The classification of ceramic balls is usually determined based on the differences in quality, performance, and use, and can be further divided into different grades according to chemical composition, mechanical strength, physical properties, and usage.

Ceramic balls are classified by chemical composition and purity.

High-purity ceramic balls: These ceramic balls are generally made from high-purity raw materials, such as alumina ceramic balls made from alumina with a purity of 90%-99%. They have extremely low impurity content and excellent chemical stability, allowing them to maintain their performance in harsh chemical environments without reacting with other substances. They are commonly used in precision instruments with extremely high purity requirements, such as high-end chemical catalysts. - For example, in some semiconductor manufacturing processes, high-purity ceramic balls are used to ensure that the grinding medium does not introduce impurities and affect the quality of the semiconductor chip.

Common-purity ceramic balls: These ceramic balls are made from raw materials with relatively lower purity and may contain certain impurities. However, they can still meet the needs of general industrial applications. Their purity is usually between 23% and 45%, and their chemical stability and performance are slightly weaker than those of high-purity ceramic balls, but their cost is also lower. They are commonly used in grinding, polishing operations in ordinary mechanical processing, or as fillers in some chemical production processes where purity requirements are not particularly high.

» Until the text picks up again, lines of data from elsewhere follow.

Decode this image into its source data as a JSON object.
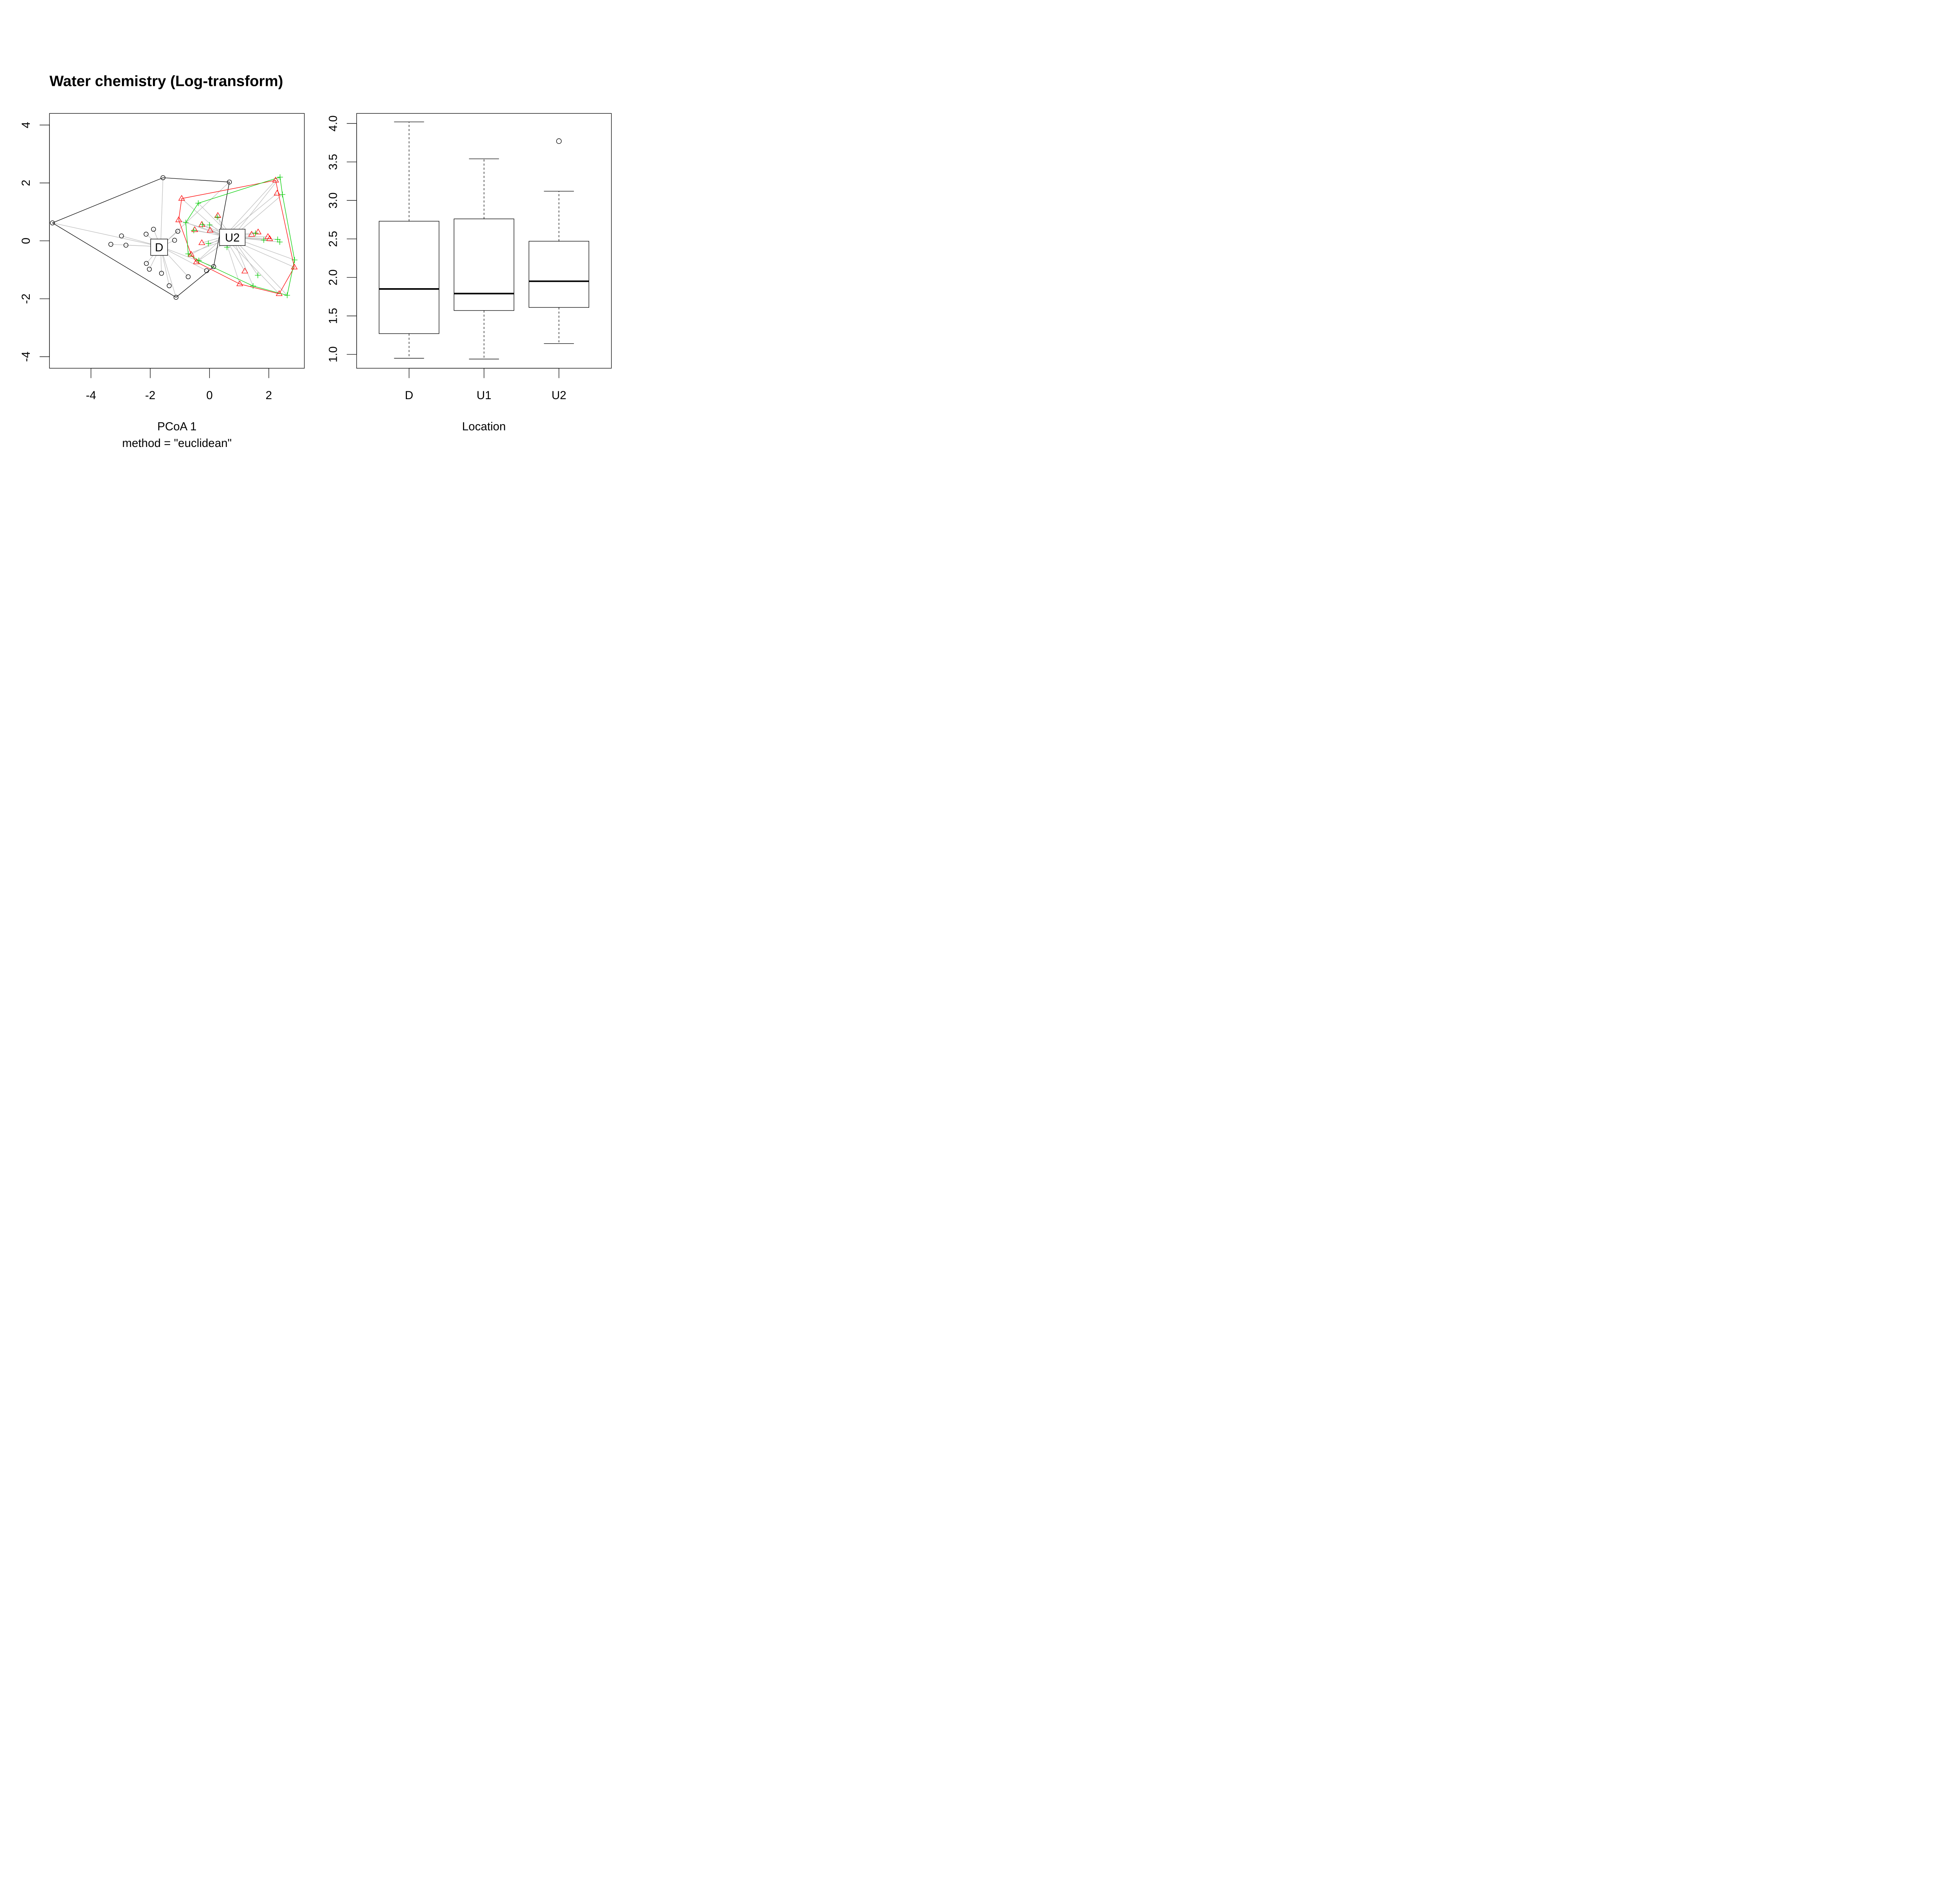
{
  "chart_data": [
    {
      "type": "scatter",
      "title": "Water chemistry (Log-transform)",
      "xlabel": "PCoA 1",
      "xlabel_sub": "method = \"euclidean\"",
      "ylabel": "",
      "xlim": [
        -5.4,
        3.2
      ],
      "ylim": [
        -4.4,
        4.4
      ],
      "xticks": [
        -4,
        -2,
        0,
        2
      ],
      "xtick_labels": [
        "-4",
        "-2",
        "0",
        "2"
      ],
      "yticks": [
        -4,
        -2,
        0,
        2,
        4
      ],
      "ytick_labels": [
        "-4",
        "-2",
        "0",
        "2",
        "4"
      ],
      "colors": {
        "D": "#000000",
        "U1": "#ff0000",
        "U2": "#00cd00",
        "spider": "#bebebe"
      },
      "centroid_labels": [
        "D",
        "U2"
      ],
      "groups": [
        {
          "name": "D",
          "marker": "circle",
          "color": "#000000",
          "centroid": [
            -1.65,
            -0.2
          ],
          "label_pos": [
            -1.7,
            -0.22
          ],
          "points": [
            [
              -5.3,
              0.62
            ],
            [
              -1.57,
              2.18
            ],
            [
              0.67,
              2.03
            ],
            [
              -1.13,
              -1.95
            ],
            [
              0.14,
              -0.89
            ],
            [
              -3.33,
              -0.12
            ],
            [
              -2.97,
              0.17
            ],
            [
              -2.82,
              -0.15
            ],
            [
              -2.14,
              0.23
            ],
            [
              -1.89,
              0.4
            ],
            [
              -2.13,
              -0.78
            ],
            [
              -2.03,
              -0.98
            ],
            [
              -1.62,
              -1.12
            ],
            [
              -1.36,
              -1.55
            ],
            [
              -1.18,
              0.02
            ],
            [
              -1.07,
              0.33
            ],
            [
              -0.72,
              -1.24
            ],
            [
              -0.1,
              -1.03
            ]
          ],
          "hull": [
            [
              -5.3,
              0.62
            ],
            [
              -1.57,
              2.18
            ],
            [
              0.67,
              2.03
            ],
            [
              0.14,
              -0.89
            ],
            [
              -1.13,
              -1.95
            ]
          ]
        },
        {
          "name": "U1",
          "marker": "triangle",
          "color": "#ff0000",
          "centroid": [
            0.5,
            0.15
          ],
          "points": [
            [
              -0.94,
              1.46
            ],
            [
              -1.04,
              0.72
            ],
            [
              -0.26,
              0.56
            ],
            [
              -0.5,
              0.38
            ],
            [
              0.28,
              0.87
            ],
            [
              0.02,
              0.36
            ],
            [
              -0.26,
              -0.07
            ],
            [
              -0.62,
              -0.47
            ],
            [
              -0.44,
              -0.73
            ],
            [
              1.02,
              -1.49
            ],
            [
              1.19,
              -1.05
            ],
            [
              1.42,
              0.22
            ],
            [
              1.64,
              0.3
            ],
            [
              1.97,
              0.14
            ],
            [
              2.03,
              0.07
            ],
            [
              2.23,
              2.09
            ],
            [
              2.28,
              1.64
            ],
            [
              2.35,
              -1.83
            ],
            [
              2.86,
              -0.91
            ]
          ],
          "hull": [
            [
              -0.94,
              1.46
            ],
            [
              2.23,
              2.09
            ],
            [
              2.86,
              -0.91
            ],
            [
              2.35,
              -1.83
            ],
            [
              1.02,
              -1.49
            ],
            [
              -0.44,
              -0.73
            ],
            [
              -0.62,
              -0.47
            ],
            [
              -1.04,
              0.72
            ]
          ]
        },
        {
          "name": "U2",
          "marker": "plus",
          "color": "#00cd00",
          "centroid": [
            0.77,
            0.12
          ],
          "label_pos": [
            0.77,
            0.12
          ],
          "points": [
            [
              -0.38,
              1.3
            ],
            [
              -0.8,
              0.63
            ],
            [
              -0.24,
              0.56
            ],
            [
              -0.53,
              0.36
            ],
            [
              0.0,
              0.55
            ],
            [
              0.26,
              0.82
            ],
            [
              -0.72,
              -0.45
            ],
            [
              -0.36,
              -0.68
            ],
            [
              -0.04,
              -0.09
            ],
            [
              0.59,
              -0.22
            ],
            [
              1.47,
              -1.56
            ],
            [
              1.63,
              -1.19
            ],
            [
              1.55,
              0.26
            ],
            [
              1.83,
              0.03
            ],
            [
              2.3,
              0.05
            ],
            [
              2.37,
              -0.04
            ],
            [
              2.38,
              2.2
            ],
            [
              2.46,
              1.6
            ],
            [
              2.62,
              -1.88
            ],
            [
              2.87,
              -0.66
            ]
          ],
          "hull": [
            [
              -0.38,
              1.3
            ],
            [
              2.38,
              2.2
            ],
            [
              2.46,
              1.6
            ],
            [
              2.87,
              -0.66
            ],
            [
              2.62,
              -1.88
            ],
            [
              1.47,
              -1.56
            ],
            [
              -0.36,
              -0.68
            ],
            [
              -0.72,
              -0.45
            ],
            [
              -0.8,
              0.63
            ]
          ]
        }
      ]
    },
    {
      "type": "box",
      "title": "",
      "xlabel": "Location",
      "ylabel": "",
      "ylim": [
        0.82,
        4.13
      ],
      "yticks": [
        1.0,
        1.5,
        2.0,
        2.5,
        3.0,
        3.5,
        4.0
      ],
      "ytick_labels": [
        "1.0",
        "1.5",
        "2.0",
        "2.5",
        "3.0",
        "3.5",
        "4.0"
      ],
      "categories": [
        "D",
        "U1",
        "U2"
      ],
      "boxes": [
        {
          "name": "D",
          "whisker_low": 0.95,
          "q1": 1.27,
          "median": 1.85,
          "q3": 2.73,
          "whisker_high": 4.02,
          "outliers": []
        },
        {
          "name": "U1",
          "whisker_low": 0.94,
          "q1": 1.57,
          "median": 1.79,
          "q3": 2.76,
          "whisker_high": 3.54,
          "outliers": []
        },
        {
          "name": "U2",
          "whisker_low": 1.14,
          "q1": 1.61,
          "median": 1.95,
          "q3": 2.47,
          "whisker_high": 3.12,
          "outliers": [
            3.77
          ]
        }
      ]
    }
  ]
}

Classified by mechanical strength

High-strength ceramic balls: have higher compressive strength, impact resistance and other mechanical performance indicators. For example, alumina ceramic balls have compressive strength of several hundred megapascals, which can withstand large external forces without breaking or deforming easily. They are used in applications where high pressure and impact resistance are required, such as the filler in high-pressure reactors in the petrochemical industry, or in the bearing parts of heavy machinery, where ceramic balls need to have strong mechanical strength to ensure the normal operation of equipment.

Ordinary strength ceramic balls: have relatively weaker mechanical strength, with compressive strength and other indicators significantly lower than high-strength ceramic balls, which may be in the range of several hundred megapascals. They are suitable for applications where the pressure and impact resistance are relatively smaller, such as as the grinding medium in ordinary grinding equipment, or in the bearing parts of small equipment.

Classified by Physical Properties

High-precision Ceramic Balls: Have extremely high standards in terms of dimensional accuracy, roundness, and surface roughness. For example, dimensional accuracy can be controlled within ±0.001mm, roundness deviation is very small, and surface roughness reaches an ultrafine level. This grade of ceramic balls is mainly used in high-precision bearings, precision components in aerospace and other fields, which can provide very low friction coefficient and high operational stability to ensure the reliability of equipment in high-speed and high-precision operation.

Ordinary Precision Ceramic Balls: Have relatively general specifications in terms of dimensional accuracy, roundness, and surface roughness. Dimensional accuracy may be around ±0.01mm, roundness deviation and surface roughness are also larger than those of high-precision ceramic balls. They are commonly used in bearings of general industrial equipment and general mechanical transmission devices, although their performance is not as good as that of high-precision ceramic balls, but can meet the needs of conventional industrial operation.

Classify by purpose and functionalities.

Catalyst ceramic balls：which are loaded with catalytic active components inside, can play a catalytic role in specific chemical reactions;

Heat-storing ceramic balls： with good heat-storing performance, can be used in related heat exchange applications.